O escritor baiano Itamar Vieira Júnior, autor do best seller Torto Arado, participa nesta quinta-feira (10) de um bate-papo em comemoração ao aniversário de Jorge Amado. Se estivesse vivo, Amado completaria 111 anos. O evento acontece na Casa do Rio Vermelho, às 17 horas, e o espaço está sujeito à lotação. Além disso, os visitantes encontram, na casa, cartas trocadas pelo casal, coleção de objetos da cultura popular brasileira, biblioteca com todas as edições dos livros publicados e um acervo audiovisual.
As visitas mediadas, para quem deseja desvendar segredos da intimidade de Jorge e Zélia, acontecem no museu hoje (10), e sexta-feira (11), às 15h30 No sábado (12) e domingo (13), além deste horário, a visita mediada acontece às 11 horas. Há ainda uma programação especial para as crianças, o Caçadores de Sapos, que convida os pequenos a encontrarem os objetos que Jorge colecionava. A atração ocorre no final de semana, às 10h30.

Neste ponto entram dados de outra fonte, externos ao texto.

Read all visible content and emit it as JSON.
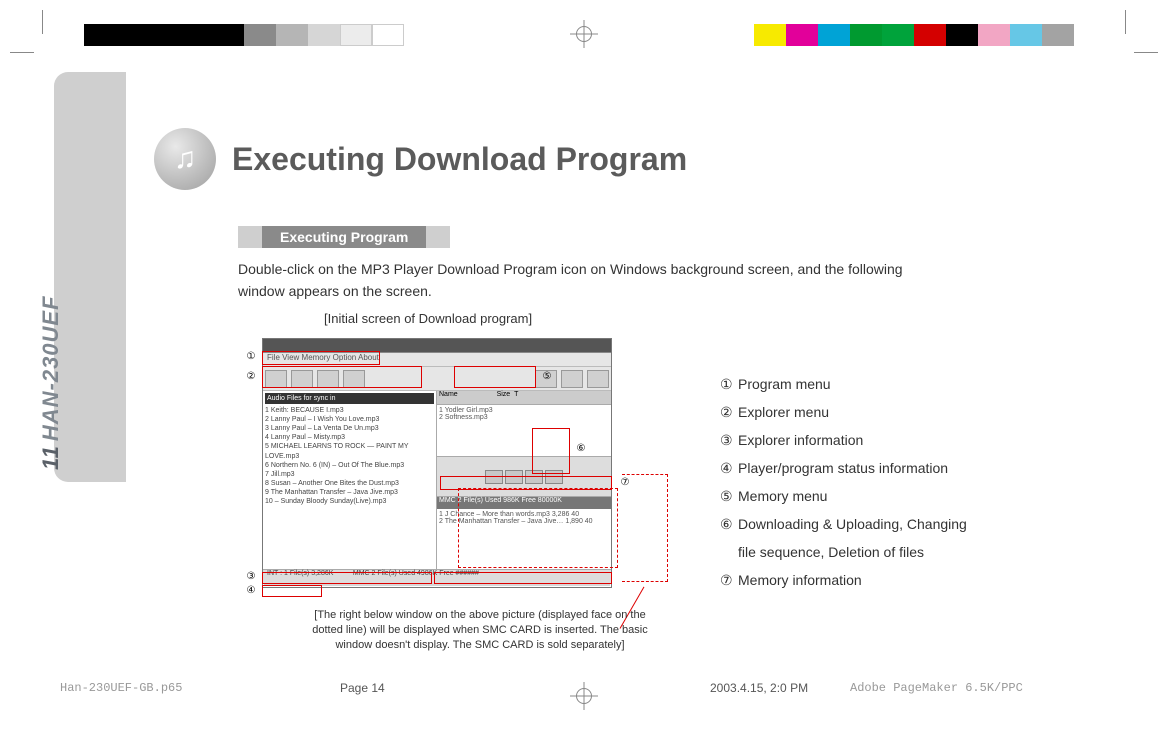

A Casa do Rio Vermelho funciona de terça à domingo, das 10h às 18h. A entrada só é permitida até uma hora antes do fechamento no museu. Os ingressos custam R$20 (inteira) e R$10 (meia). Moradores de Salvador, que estiverem com comprovante de residência em mãos, pagam meia. Já nas quartas-feiras, a entrada é gratuita para todos. Para mais informações, acesse a página do Instagram (@acasadoriovermelho).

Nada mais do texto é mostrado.